Centro de Investigaciones Endocrino Metabólicas Dr. Félix Gómez, Escuela de Medicina, Universidad de Zulia, Maracaibo, Venezuela.
Hospital General Provincial de Latacunga, Ministerio de Salud Pública, Cotopaxi, Ecuador.
Arch Med Res. 2018 Apr;49(3):213-215. doi: 10.1016/j.arcmed.2018.08.005. Epub 2018 Aug 14.

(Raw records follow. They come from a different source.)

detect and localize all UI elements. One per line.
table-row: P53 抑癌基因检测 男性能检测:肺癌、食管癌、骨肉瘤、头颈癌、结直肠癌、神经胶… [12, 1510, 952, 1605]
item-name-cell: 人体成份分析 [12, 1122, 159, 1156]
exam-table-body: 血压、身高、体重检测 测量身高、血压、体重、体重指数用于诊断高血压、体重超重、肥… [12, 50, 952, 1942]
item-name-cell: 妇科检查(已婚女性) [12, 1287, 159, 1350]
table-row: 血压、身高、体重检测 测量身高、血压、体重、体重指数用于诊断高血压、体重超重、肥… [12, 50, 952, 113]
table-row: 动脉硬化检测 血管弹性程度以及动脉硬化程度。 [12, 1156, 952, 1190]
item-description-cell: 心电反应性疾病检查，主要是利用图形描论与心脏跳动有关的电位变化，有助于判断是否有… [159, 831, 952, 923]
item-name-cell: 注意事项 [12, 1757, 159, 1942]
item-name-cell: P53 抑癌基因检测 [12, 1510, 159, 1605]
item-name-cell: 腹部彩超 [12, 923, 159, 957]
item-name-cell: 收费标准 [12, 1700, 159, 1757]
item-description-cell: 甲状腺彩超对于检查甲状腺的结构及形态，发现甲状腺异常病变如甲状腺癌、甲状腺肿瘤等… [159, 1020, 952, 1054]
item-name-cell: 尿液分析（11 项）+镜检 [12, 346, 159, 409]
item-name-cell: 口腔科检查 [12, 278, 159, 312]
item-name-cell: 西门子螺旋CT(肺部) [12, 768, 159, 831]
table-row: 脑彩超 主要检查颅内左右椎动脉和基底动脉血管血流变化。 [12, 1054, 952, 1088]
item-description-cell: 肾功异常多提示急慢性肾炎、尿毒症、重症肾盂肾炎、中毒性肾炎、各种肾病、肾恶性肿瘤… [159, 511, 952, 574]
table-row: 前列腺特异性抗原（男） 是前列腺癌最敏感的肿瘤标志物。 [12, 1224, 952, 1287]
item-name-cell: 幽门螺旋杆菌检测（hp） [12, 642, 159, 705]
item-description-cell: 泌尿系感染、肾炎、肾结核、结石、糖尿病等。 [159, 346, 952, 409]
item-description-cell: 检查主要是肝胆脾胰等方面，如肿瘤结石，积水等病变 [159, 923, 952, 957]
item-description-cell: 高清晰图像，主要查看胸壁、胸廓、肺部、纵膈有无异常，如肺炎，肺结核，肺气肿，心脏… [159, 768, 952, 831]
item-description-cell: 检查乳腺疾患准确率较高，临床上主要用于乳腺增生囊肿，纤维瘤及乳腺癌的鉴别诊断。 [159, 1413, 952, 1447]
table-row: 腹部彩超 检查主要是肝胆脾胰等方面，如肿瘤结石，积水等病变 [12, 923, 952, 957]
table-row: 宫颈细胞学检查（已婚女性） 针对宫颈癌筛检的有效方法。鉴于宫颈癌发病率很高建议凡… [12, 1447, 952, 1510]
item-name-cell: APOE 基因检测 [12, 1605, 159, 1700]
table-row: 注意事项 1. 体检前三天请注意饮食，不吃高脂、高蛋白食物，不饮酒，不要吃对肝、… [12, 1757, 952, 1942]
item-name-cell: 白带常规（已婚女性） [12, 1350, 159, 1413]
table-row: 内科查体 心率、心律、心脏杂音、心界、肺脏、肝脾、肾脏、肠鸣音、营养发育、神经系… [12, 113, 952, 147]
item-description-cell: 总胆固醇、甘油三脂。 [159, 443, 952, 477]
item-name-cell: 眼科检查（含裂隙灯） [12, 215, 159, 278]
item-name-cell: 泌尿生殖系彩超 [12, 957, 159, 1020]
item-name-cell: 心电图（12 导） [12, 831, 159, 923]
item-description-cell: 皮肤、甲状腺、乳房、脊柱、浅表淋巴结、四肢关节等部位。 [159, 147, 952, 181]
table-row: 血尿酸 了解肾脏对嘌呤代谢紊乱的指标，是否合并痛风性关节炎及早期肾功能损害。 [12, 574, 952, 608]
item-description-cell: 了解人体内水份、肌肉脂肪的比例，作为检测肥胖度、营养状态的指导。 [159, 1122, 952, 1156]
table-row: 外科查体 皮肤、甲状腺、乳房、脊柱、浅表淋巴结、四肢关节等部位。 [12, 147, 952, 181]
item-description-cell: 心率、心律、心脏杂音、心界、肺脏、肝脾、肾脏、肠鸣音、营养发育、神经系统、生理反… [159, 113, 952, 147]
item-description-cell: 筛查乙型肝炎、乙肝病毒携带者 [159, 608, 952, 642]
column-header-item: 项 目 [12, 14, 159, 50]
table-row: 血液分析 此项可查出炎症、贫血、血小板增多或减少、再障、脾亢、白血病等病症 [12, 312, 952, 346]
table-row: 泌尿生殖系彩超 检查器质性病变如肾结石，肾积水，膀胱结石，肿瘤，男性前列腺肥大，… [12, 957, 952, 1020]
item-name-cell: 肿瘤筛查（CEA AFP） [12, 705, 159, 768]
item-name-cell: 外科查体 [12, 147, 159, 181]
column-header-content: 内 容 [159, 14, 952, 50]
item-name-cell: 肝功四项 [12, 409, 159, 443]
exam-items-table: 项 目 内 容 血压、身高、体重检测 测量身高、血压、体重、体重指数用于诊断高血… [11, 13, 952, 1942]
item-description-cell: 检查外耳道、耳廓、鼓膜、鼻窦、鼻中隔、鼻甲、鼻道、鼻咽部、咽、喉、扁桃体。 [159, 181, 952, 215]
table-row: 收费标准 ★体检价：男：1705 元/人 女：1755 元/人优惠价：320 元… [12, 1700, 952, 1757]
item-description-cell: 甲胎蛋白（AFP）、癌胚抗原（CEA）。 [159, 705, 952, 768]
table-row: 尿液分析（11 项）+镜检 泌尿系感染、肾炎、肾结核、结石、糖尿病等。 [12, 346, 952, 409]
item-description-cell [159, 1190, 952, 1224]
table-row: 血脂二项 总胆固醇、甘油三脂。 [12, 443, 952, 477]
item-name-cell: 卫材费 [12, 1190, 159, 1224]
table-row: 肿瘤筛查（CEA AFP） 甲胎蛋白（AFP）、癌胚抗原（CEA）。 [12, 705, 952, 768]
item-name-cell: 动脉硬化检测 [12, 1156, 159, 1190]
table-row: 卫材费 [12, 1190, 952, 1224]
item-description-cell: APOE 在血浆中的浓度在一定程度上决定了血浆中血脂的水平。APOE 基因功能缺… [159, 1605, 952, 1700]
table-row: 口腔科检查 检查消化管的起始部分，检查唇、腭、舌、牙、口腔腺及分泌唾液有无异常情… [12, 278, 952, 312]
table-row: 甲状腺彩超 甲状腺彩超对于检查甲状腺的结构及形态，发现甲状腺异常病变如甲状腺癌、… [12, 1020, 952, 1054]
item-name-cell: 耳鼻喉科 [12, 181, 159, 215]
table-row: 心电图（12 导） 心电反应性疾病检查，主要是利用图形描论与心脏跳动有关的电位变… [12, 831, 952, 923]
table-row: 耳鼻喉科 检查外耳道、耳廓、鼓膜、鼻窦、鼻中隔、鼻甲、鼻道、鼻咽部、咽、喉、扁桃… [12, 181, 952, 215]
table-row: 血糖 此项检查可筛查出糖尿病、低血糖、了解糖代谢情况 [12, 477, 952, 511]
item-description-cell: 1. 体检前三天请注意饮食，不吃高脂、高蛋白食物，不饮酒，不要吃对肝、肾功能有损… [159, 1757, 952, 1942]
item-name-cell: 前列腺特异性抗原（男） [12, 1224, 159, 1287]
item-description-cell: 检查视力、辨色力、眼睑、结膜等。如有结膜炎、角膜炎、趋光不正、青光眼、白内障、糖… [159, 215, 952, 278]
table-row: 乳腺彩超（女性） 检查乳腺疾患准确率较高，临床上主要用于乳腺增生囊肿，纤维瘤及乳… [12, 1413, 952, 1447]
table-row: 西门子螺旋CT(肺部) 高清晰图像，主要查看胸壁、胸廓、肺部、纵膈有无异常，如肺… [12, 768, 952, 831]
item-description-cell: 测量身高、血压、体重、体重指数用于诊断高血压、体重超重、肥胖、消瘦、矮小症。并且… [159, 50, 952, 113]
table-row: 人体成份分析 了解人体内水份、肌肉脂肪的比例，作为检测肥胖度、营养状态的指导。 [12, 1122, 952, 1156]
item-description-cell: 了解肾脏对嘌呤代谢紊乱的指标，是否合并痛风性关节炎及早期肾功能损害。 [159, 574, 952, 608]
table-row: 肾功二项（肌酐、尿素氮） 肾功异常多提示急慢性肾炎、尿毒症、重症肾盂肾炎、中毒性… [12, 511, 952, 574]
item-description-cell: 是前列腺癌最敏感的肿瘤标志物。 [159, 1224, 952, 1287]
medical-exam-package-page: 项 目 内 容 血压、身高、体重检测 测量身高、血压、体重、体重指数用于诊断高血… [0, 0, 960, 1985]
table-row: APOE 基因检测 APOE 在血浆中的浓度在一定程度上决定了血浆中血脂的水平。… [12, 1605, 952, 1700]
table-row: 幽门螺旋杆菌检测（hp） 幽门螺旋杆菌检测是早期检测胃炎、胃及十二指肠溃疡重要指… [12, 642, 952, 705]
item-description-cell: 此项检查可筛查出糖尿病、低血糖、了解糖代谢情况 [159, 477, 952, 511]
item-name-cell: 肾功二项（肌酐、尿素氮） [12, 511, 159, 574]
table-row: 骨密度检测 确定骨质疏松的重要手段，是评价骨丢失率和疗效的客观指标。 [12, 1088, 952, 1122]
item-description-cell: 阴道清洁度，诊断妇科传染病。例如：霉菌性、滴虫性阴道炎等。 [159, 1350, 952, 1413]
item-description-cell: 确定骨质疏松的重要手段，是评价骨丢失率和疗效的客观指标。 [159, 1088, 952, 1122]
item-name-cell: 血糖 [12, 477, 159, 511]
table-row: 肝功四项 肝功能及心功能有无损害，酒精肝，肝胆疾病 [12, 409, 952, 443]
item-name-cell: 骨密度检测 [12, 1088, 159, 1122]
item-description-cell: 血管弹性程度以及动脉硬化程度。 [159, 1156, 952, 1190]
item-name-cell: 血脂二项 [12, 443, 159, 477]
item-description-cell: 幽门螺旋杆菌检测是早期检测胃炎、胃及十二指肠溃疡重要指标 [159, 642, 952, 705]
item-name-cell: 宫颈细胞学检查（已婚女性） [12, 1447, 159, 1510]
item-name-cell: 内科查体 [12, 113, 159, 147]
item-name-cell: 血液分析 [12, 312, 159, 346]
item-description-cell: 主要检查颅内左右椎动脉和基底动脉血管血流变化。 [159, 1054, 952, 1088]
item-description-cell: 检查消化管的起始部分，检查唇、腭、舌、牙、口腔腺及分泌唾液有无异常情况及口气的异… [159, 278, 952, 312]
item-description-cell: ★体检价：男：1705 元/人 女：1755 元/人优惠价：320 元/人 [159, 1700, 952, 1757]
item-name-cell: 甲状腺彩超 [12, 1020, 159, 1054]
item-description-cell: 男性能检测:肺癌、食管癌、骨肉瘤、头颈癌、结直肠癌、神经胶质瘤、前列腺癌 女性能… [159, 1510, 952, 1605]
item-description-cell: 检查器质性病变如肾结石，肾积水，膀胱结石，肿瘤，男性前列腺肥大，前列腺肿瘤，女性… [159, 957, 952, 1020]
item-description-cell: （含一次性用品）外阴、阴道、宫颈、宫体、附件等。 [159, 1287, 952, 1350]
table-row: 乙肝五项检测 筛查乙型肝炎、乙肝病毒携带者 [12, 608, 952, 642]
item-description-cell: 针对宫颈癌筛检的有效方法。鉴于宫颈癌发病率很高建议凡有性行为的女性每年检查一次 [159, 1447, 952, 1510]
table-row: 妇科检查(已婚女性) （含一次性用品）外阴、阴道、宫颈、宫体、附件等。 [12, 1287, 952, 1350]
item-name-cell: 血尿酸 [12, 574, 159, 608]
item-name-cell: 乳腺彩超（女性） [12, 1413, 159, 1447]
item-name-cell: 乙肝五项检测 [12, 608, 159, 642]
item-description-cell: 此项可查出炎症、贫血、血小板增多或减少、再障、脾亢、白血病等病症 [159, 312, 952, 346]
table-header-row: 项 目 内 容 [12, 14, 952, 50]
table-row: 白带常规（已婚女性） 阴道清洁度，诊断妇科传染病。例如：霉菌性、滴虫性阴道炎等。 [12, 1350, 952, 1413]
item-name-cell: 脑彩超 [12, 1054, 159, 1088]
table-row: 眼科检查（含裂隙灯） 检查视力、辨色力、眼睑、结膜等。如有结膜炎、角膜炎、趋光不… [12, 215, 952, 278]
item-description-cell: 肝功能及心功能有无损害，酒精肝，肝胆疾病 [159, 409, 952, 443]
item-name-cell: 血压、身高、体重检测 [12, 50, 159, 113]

Data mining consists of using large database analysis to detect patterns, relationships and models in order to describe (or even predict) the appearance of a future event; to accomplish this, it uses classification methods, rules of association, regression patterns, link and cluster analyses. Recently this approach has been used to propose a new diabetes mellitus classification, using information analysis techniques through which the selection bias minimally influences categorization, this new focus that includes data mining previously implemented to predict, identify biomarkers, complications, therapies, health policies, genetic and environmental effects of this disease; it could be generalized in the field of endocrinology, in the classification of other endocrine diseases.
数据挖掘包括使用大型数据库分析来检测模式、关系和模型,以便描述(甚至预测)未来事件的出现;为此,它使用分类方法、关联规则、回归模式、链接和聚类分析。最近,这种方法已被用于提出一种新的糖尿病分类方法,使用信息分析技术,通过该技术,选择偏差对分类的影响最小化,这种新的重点包括以前用于预测、识别生物标志物、并发症、疗法、该疾病的遗传和环境影响的数据挖掘;它可以推广到内分泌学领域,用于分类其他内分泌疾病。